The warrant requirement could have been problematic given the time it would require when hours matters, explained Harding.  

Harding noted many of the searches are looking for a victim of a crime and “…the other piece is that it is in fact a US person that somehow involved in a plot against the United States. The way that you're going to find out about that to begin with is by looking at the collection, you're not going to have enough information upfront to get that warrant ahead of time, you don't know what you don't know yet.” 

While the Foreign Intelligence Surveillance Court approved a one year extension, officials do not see that as changing the urgency of passing reauthorization before the deadline. Though certifications would remain, a senior administration official warned that others may not share the view, and companies may challenge It in court.  

Harding said national security lawyers "feel very confident that the April 19 extension will hold up in court, when you talk to them about pushing that out for the entire year, it's like they can see the potential judicial challenges coming down the pike and they just really don't want to have to go there. They feel like they are on OK national security grounds by pursuing that one year extension, but it could be heavily litigated by those who oppose the program.” 

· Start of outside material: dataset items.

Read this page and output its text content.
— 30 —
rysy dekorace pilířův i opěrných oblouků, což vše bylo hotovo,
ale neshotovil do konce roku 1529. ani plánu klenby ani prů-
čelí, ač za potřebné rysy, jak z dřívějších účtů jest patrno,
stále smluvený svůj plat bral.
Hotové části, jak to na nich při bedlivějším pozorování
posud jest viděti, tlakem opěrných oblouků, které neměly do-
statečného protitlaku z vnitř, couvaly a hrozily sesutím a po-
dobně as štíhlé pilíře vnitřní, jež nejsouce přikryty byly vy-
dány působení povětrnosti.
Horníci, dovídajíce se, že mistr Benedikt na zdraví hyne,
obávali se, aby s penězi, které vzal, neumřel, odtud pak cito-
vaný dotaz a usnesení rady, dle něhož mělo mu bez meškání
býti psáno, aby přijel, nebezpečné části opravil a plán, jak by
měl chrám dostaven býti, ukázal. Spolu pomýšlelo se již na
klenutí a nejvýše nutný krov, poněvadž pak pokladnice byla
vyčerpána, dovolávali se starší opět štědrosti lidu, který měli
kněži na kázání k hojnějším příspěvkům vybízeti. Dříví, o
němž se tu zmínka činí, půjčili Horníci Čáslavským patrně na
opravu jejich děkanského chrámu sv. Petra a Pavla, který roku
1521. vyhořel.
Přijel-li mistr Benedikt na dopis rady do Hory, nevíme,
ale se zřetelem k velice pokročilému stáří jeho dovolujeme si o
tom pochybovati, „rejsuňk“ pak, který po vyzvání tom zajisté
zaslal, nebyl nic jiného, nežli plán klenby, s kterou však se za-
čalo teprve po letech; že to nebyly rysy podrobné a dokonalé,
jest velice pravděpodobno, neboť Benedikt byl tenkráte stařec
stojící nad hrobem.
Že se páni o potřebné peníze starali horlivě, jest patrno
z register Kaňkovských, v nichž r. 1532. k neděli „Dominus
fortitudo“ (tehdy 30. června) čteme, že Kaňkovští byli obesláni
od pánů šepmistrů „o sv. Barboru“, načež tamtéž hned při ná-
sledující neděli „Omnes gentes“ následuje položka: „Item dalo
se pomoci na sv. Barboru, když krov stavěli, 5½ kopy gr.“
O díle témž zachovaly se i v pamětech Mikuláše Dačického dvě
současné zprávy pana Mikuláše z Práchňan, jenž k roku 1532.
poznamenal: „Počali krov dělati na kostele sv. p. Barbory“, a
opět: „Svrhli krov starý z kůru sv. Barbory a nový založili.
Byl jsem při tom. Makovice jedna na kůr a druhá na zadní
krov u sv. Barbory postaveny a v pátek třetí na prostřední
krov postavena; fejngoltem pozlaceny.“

"I can't imagine working in today's counterterrorism environment without FISA Section 702, and I don't know how we would replace it if it were gone. Our number one mission is to protect the United States homeland from a diverse array of threats, and speed is of the essence to fulfill this mission,” said Christy Abizaid, director of the National Counterterrorism Center.

A board of intelligence advisers warned failure to reauthorize Section 702 of the Foreign Intelligence Surveillance Act could be “one of the worst intelligence failures of our time,” while also recommending more limits on the FBI’s use of the intelligence database and more oversight in a report released last year.